In credential stuffing attacks, automated tools are used to make a massive number of attempts (up to millions at a time) to sign into accounts using credentials (user/password pairs) stolen from other online services.

Russia’s Wartime Cyber Operations in Ukraine: Military Impacts, Influences, and Implications

Russia’s cyber operations in Ukraine have apparently not had much military impact. This was probably for a multitude of reasons: Russia’s offensive limitations, as well as the defensive efforts of Ukraine and its partners; the particular context of this war, as well as structural features of cyberspace and warfare generally.

Blindside: A New Technique for EDR Evasion with Hardware Breakpoints

The Cymulate Offensive Research Group, and one of its lead researchers, Ilan Kalendarov, were able to extend the methodology [hardware breakpoints] into a new technique named “Blindside” to allow for the method to work on a broader scale. Instead of hooking a specific function, the Blindside technique instead loads a non-monitored and unhooked DLL and leverages debug techniques that could allow for running arbitrary code. This permits more flexibility in what code can be executed outside the watchful eye of many commercial EDR and XDR platforms.

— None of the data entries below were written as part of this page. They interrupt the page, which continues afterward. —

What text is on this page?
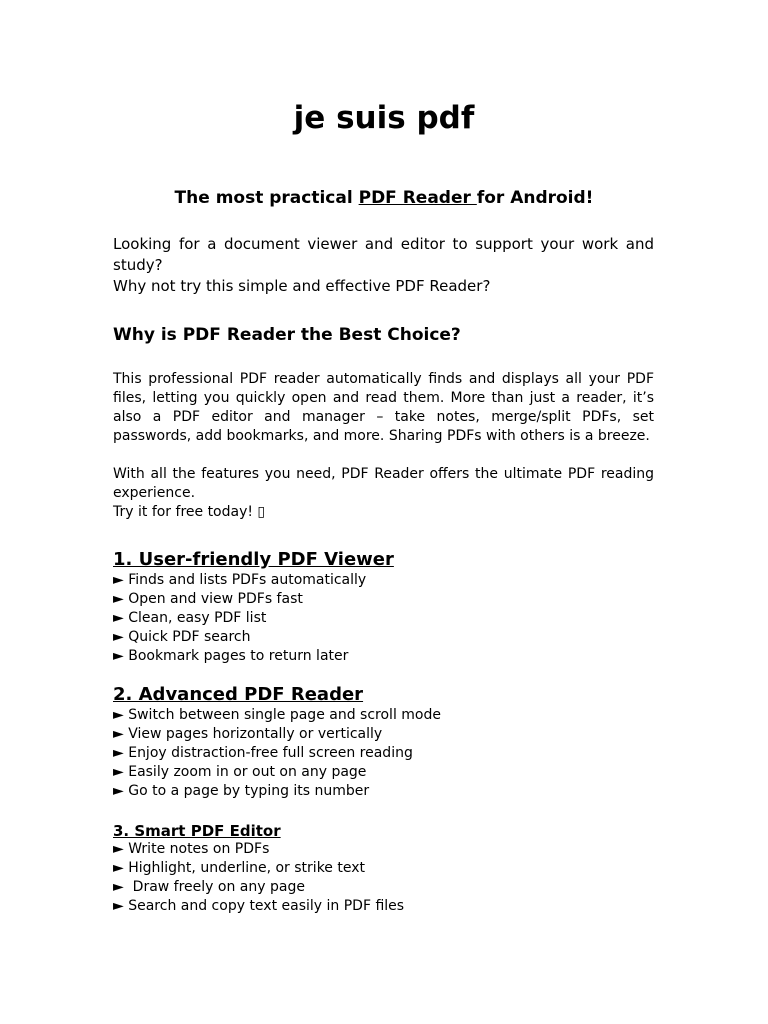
je suis pdf
The most practical PDF Reader for Android!

Looking for a document viewer and editor to support your work and study?

Why not try this simple and effective PDF Reader?

Why is PDF Reader the Best Choice?

This professional PDF reader automatically finds and displays all your PDF files, letting you quickly open and read them. More than just a reader, it’s also a PDF editor and manager – take notes, merge/split PDFs, set passwords, add bookmarks, and more. Sharing PDFs with others is a breeze.

With all the features you need, PDF Reader offers the ultimate PDF reading experience.

Try it for free today! ▯

1. User-friendly PDF Viewer
► Finds and lists PDFs automatically
► Open and view PDFs fast
► Clean, easy PDF list
► Quick PDF search
► Bookmark pages to return later
2. Advanced PDF Reader
► Switch between single page and scroll mode
► View pages horizontally or vertically
► Enjoy distraction-free full screen reading
► Easily zoom in or out on any page
► Go to a page by typing its number
3. Smart PDF Editor
► Write notes on PDFs
► Highlight, underline, or strike text
►  Draw freely on any page
► Search and copy text easily in PDF files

LinkedIn has massively cut the time it takes to detect security threats. Here’s how it did it

LinkedIn revitalized its cybersecurity operations to be more effective than ever — by working smarter, not harder.

Protecting against phishing, malware and other cyber threats is a difficult cybersecurity challenge for any organization — but when your business has over 20,000 employees and runs a service used by almost a billion people, the challenge is even tougher.